When people throw dirt at the wall to see what sticks they usually manage to soil everything around them. My suggestion is to get out of the line of fire.
It's gosling season on our pond, and three pair of geese have taken their newborns to the duck feeder in the last two weeks. I've watched this process for 18 years now, and learned a lot, but not normally what you might suspect.
After a torrent of rain last week, the water level crept up over the railroad ties which anchor the banks of our two acres of water. We arrived home from dinner to find that two of the youngest goslings had been dipping in the new "ponds" formed behind the ties, but sighting the dogs leaping out of the truck, couldn't jump over the ties to escape. Both their parents leapt into the water and squawked, but neither confronted us to protect the chicks. That didn't exactly jive with my memories of "Wild Kingdom," where noble parents sacrificed themselves for their young.
I hovered over the two birds to protect them from Koufax, my shepherd, who fortunately wasn't all that interested in easy pickings or small mouthfuls (but eyed the parents swimming in circles and was considering getting into the rowboat). I knew that I couldn't lift the birds over the ties because if I imparted my scent to them at that age, the parents would kill them. I learned that lesson the hard way over a decade ago. So, we brought the dogs into the house and allowed the parents to fetch the offspring from the land side and humans, canines, and aquatic water fowl all went about their usual business.
Geese that don't defend their young but run away, and kill their young if they possess a human scent (and also which hiss at me every single day, though I feed them every single day, and these geese were clearly raised on my property by their parents, who also hissed at me): Not exactly what you might expect from Mother Nature, but a great deal of what we expect is not what modern mythology would have us believe.

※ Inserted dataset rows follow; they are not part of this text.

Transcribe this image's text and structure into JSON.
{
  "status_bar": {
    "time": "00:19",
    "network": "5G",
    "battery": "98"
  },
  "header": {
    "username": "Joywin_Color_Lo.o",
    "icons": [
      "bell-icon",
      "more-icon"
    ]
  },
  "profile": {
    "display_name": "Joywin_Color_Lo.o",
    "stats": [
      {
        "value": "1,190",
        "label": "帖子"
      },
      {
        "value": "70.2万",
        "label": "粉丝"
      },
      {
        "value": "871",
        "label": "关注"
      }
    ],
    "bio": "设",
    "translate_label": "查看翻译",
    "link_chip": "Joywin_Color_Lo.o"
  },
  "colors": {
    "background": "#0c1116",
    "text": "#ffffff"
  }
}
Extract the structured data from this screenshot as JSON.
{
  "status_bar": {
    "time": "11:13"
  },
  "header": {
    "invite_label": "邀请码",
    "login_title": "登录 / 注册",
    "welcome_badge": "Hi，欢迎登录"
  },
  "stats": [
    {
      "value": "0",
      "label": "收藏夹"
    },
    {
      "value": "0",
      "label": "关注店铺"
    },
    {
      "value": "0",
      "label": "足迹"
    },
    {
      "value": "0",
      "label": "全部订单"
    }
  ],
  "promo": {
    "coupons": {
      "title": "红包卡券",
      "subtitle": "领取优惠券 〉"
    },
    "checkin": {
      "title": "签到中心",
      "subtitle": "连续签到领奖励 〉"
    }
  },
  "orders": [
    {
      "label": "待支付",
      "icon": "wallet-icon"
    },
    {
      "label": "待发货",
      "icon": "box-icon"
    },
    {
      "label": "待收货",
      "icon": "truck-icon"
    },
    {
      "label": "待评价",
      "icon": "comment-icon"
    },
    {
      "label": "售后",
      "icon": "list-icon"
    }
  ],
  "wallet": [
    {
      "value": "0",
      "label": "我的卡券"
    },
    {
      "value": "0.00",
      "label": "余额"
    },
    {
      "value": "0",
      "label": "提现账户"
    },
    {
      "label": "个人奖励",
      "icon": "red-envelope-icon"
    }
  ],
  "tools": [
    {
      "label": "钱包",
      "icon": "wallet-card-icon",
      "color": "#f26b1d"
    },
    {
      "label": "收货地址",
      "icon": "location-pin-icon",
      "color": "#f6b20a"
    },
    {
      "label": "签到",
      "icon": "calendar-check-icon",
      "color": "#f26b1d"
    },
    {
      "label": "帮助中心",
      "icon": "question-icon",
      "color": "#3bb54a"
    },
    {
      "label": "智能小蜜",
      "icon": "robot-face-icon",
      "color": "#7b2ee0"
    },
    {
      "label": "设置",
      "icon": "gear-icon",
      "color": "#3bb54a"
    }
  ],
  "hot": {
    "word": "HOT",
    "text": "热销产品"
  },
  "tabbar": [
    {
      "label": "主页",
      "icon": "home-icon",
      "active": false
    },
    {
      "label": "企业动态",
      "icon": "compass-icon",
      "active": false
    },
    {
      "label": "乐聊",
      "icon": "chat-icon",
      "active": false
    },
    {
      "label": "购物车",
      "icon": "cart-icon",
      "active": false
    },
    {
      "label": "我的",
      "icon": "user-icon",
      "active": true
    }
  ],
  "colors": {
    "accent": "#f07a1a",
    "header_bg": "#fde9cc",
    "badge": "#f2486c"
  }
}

We've been led to have faith in science and the meticulous, rigorous methodology of scientists. Yet a hundred million dollar Mars space probe crashed when one set of scientists used metric measures, and another used inches. Contributing to charity is always positive, except when we find that 80% of the contributions sometimes go to the fundraisers themselves and/or to outrageous overhead costs. For many, a deep belief in the near-infallibility of the clergy has been betrayed. In the best of times, our elected representatives from every party have uttered every impressive and humanitarian phrase in the book, only to fail to achieve the goals due to avarice, sloth, partisanship, or lack of planning.
What are we to believe in, then, if the tried and true often isn't, and the conventional wisdom is frequently not? I think we must believe in ourselves, in our experiences, in our learning, and in our values. At the end of the day, we all make our own decisions. I've created the worst crashes on my model train layout when I've assumed the switches were in the correct positions to keep trains on separate tracks. After damaging four engines, I now check carefully before rerouting trains, even though it takes a bit of extra time.
Billy Joel, the troubadour of our times, wrote in one song that, in the morning, we always wake up with ourselves. The ultimate reliance is self-reliance. The best changes are self-induced. And the best learning is self-mastery. We can neither assume that the switches are in the right position nor that nature will take the most logical and kindest course.
Koufax and I spared the goslings, because we both demonstrated restraint. He wasn't hungry, and I wasn't impetuous. His act was instinctual, mine was learned from experience. Wisdom, I think, is the consistent and effective contemporary application of what we learn from past experiences. It's the only reason I'm able to stay a step ahead of Koufax.